The Inter-American Development Bank’s Japan Program and Mexico’s Environment and Natural Resources Department (SEMARNAT) will hold a seminar in Mexico City on February 17 and 18 to analyze the Japanese and Latin American experiences in balancing economic growth with environmental protection.

The event will bring together top officials of environment ministries and regulating agencies from Chile, Colombia, Costa Rica, Mexico, Peru and Japan; academics, researchers, and leaders of environmental groups and non governmental organizations.

Participants will discuss successful as well as failed experiences in reconciling rapid development with sound environmental practices.
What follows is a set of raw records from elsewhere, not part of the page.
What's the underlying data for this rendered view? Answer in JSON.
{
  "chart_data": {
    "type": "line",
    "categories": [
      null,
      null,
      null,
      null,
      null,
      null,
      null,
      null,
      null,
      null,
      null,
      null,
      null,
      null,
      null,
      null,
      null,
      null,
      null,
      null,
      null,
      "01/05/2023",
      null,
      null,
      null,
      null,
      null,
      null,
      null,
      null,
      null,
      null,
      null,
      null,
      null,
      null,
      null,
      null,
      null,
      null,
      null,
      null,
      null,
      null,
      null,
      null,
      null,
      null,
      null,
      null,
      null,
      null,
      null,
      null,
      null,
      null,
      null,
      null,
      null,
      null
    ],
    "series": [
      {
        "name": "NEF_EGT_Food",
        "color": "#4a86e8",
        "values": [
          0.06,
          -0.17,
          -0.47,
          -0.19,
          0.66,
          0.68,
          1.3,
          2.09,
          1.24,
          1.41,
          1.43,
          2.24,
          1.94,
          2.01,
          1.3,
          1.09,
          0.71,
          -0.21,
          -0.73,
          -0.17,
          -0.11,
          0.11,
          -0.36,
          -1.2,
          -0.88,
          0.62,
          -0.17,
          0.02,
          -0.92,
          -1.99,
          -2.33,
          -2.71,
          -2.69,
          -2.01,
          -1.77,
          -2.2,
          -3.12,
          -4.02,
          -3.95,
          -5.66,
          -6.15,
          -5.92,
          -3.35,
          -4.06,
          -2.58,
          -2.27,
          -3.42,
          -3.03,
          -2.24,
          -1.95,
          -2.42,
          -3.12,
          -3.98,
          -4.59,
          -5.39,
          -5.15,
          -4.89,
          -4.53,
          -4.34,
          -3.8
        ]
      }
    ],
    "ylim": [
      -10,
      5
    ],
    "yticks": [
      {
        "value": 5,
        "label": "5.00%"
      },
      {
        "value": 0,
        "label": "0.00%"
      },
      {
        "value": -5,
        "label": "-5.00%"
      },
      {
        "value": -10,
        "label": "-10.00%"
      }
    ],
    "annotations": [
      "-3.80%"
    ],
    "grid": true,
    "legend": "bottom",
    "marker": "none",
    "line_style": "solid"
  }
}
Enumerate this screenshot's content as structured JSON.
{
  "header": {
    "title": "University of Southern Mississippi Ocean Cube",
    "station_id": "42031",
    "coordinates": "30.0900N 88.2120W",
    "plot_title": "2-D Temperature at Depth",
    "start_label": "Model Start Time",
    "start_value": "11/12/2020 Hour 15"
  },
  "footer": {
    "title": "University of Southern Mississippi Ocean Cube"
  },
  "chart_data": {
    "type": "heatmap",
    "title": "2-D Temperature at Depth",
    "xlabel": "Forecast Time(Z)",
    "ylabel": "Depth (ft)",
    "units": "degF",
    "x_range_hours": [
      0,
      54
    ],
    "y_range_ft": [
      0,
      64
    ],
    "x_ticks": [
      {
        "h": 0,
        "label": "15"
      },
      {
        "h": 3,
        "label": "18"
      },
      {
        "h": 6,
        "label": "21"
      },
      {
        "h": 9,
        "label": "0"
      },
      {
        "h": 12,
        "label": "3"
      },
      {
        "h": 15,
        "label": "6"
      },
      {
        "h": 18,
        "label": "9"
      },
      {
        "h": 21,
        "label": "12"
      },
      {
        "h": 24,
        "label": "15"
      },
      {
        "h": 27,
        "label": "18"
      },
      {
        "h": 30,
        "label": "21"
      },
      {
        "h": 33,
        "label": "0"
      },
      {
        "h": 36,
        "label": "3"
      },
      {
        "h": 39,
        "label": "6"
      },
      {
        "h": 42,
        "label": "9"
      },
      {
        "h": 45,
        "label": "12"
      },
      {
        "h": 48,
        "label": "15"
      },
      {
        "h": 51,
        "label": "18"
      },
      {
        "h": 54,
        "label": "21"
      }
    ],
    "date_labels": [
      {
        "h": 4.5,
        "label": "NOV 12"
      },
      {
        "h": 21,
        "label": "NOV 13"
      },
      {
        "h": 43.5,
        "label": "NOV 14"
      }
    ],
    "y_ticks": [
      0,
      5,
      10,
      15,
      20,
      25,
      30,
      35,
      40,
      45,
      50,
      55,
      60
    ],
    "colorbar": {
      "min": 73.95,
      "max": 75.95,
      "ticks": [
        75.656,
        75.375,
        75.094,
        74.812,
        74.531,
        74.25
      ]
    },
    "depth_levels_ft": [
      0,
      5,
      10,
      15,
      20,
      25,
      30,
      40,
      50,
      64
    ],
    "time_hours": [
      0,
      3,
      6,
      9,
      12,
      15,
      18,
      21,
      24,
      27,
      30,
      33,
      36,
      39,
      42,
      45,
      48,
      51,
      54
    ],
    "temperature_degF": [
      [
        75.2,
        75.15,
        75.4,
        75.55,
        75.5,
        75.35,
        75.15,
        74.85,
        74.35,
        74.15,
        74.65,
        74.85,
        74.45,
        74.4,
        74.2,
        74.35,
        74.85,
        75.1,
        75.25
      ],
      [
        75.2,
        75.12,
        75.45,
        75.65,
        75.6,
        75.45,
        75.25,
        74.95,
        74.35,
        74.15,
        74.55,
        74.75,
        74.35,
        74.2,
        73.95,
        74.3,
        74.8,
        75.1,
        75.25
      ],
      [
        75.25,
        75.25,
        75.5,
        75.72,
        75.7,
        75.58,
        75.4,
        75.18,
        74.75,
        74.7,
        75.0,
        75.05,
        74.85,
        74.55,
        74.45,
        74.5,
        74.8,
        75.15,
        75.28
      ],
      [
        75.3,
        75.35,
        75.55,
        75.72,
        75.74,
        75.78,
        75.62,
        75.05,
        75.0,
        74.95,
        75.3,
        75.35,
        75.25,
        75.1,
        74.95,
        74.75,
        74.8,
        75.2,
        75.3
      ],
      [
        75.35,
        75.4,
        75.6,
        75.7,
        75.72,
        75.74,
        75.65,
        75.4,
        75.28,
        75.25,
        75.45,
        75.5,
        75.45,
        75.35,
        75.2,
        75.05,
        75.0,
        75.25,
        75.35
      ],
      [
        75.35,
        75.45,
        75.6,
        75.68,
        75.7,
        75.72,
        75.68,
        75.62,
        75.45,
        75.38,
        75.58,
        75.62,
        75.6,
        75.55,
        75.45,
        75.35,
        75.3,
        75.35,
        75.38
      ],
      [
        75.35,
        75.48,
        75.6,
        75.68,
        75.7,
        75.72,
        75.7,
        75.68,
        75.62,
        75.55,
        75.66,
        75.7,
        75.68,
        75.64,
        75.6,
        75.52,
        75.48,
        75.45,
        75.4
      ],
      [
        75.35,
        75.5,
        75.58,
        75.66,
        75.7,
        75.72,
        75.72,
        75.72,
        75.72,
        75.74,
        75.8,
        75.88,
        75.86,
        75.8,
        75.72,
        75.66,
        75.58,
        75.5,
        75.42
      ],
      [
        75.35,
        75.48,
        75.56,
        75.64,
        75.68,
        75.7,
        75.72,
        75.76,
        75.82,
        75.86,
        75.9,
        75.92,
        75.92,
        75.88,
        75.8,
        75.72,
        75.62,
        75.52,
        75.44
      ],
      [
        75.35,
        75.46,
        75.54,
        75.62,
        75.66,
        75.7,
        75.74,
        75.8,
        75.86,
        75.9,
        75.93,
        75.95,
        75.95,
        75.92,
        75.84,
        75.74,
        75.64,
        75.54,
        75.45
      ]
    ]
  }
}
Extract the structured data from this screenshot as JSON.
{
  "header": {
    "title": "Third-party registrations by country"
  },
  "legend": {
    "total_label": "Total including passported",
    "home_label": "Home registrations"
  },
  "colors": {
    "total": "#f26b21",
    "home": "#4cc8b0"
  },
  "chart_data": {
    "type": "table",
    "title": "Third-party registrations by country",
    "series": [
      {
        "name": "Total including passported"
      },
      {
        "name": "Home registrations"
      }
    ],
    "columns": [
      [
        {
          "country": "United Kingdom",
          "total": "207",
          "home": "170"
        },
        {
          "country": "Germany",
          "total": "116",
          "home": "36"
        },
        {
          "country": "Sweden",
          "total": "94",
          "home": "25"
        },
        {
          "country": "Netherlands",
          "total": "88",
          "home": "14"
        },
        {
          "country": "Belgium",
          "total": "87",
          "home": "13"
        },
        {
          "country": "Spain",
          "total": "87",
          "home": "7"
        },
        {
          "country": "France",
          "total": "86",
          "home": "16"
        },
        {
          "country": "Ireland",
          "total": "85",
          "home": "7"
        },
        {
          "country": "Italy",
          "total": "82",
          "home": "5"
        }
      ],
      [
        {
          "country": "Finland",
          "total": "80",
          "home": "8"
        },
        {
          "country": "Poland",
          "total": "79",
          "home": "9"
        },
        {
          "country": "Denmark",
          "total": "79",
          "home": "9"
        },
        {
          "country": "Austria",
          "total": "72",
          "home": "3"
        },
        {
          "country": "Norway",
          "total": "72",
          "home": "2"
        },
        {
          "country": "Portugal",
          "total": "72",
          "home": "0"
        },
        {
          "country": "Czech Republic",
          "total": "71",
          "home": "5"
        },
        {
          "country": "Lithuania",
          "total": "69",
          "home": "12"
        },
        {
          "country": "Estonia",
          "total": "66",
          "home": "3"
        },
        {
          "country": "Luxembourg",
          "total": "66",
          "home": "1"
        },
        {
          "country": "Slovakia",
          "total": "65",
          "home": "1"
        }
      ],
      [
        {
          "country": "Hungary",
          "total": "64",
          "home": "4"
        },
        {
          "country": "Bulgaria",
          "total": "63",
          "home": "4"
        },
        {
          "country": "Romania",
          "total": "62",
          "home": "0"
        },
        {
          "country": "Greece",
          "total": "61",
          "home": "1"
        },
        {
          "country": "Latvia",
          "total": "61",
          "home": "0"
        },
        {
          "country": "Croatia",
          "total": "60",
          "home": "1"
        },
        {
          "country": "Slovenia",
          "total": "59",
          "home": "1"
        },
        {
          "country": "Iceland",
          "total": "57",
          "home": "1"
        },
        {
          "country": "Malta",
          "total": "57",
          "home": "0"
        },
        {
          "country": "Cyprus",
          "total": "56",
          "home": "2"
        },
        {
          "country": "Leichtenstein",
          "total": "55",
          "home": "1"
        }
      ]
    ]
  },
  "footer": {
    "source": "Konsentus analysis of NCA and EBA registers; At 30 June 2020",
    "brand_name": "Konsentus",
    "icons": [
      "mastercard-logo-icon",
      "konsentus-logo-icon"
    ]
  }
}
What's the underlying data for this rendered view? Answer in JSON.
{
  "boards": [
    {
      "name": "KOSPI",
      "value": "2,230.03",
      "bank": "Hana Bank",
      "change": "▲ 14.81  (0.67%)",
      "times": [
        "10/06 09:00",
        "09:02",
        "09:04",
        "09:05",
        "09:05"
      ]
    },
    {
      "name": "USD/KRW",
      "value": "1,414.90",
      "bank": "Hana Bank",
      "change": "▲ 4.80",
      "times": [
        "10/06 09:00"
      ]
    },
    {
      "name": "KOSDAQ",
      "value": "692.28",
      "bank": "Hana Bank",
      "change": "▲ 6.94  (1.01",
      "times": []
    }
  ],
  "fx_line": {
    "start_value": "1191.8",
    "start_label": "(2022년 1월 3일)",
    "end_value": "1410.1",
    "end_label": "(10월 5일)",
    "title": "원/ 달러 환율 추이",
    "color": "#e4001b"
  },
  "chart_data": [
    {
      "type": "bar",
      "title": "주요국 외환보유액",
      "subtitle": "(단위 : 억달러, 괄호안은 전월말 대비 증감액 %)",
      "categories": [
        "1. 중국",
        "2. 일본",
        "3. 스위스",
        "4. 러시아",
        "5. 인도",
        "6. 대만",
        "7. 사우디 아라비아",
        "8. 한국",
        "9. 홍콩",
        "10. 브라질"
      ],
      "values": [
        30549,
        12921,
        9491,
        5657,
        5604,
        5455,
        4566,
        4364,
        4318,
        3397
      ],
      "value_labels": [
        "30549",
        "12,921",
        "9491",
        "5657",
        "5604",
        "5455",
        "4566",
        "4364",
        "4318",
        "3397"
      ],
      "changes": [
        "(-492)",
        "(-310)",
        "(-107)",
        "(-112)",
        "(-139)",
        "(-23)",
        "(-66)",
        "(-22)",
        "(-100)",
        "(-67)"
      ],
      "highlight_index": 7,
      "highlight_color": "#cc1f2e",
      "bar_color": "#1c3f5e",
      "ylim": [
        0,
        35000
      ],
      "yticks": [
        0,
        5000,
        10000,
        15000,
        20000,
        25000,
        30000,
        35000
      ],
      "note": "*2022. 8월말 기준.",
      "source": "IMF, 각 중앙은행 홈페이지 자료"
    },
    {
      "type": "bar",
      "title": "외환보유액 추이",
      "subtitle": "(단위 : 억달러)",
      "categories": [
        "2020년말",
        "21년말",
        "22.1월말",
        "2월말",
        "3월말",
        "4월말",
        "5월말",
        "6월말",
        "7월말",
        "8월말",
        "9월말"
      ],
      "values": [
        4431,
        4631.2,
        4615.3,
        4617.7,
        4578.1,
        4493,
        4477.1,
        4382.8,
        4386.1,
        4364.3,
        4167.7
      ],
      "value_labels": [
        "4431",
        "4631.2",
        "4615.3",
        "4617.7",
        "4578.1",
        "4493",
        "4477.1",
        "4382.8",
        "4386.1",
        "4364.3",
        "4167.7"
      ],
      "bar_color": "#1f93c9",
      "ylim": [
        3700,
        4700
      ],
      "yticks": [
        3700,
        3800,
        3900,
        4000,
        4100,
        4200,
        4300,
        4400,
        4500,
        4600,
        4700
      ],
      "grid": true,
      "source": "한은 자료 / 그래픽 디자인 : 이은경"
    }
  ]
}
Panels will cover the links between environmental and economic policies, the challenges posed by government decentralization, and civil society and private sector participation in the sustainable management of natural resources.

IDB President Enrique V. Iglesias and Mexico’s Environment and Natural Resources Secretary Víctor Lichtinger Waisman are scheduled to open the event on Monday, February 17, at the Hotel Nikko. Japan’s former prime minister Ryutaro Hashimoto will deliver the seminar’s keynote address on the Japanese experience in environmental management.

The Japan Program was created in 1999 by the Japanese government and the IDB to build stronger ties among Asian and Latin American and Caribbean countries by promoting partnerships for economic and social development.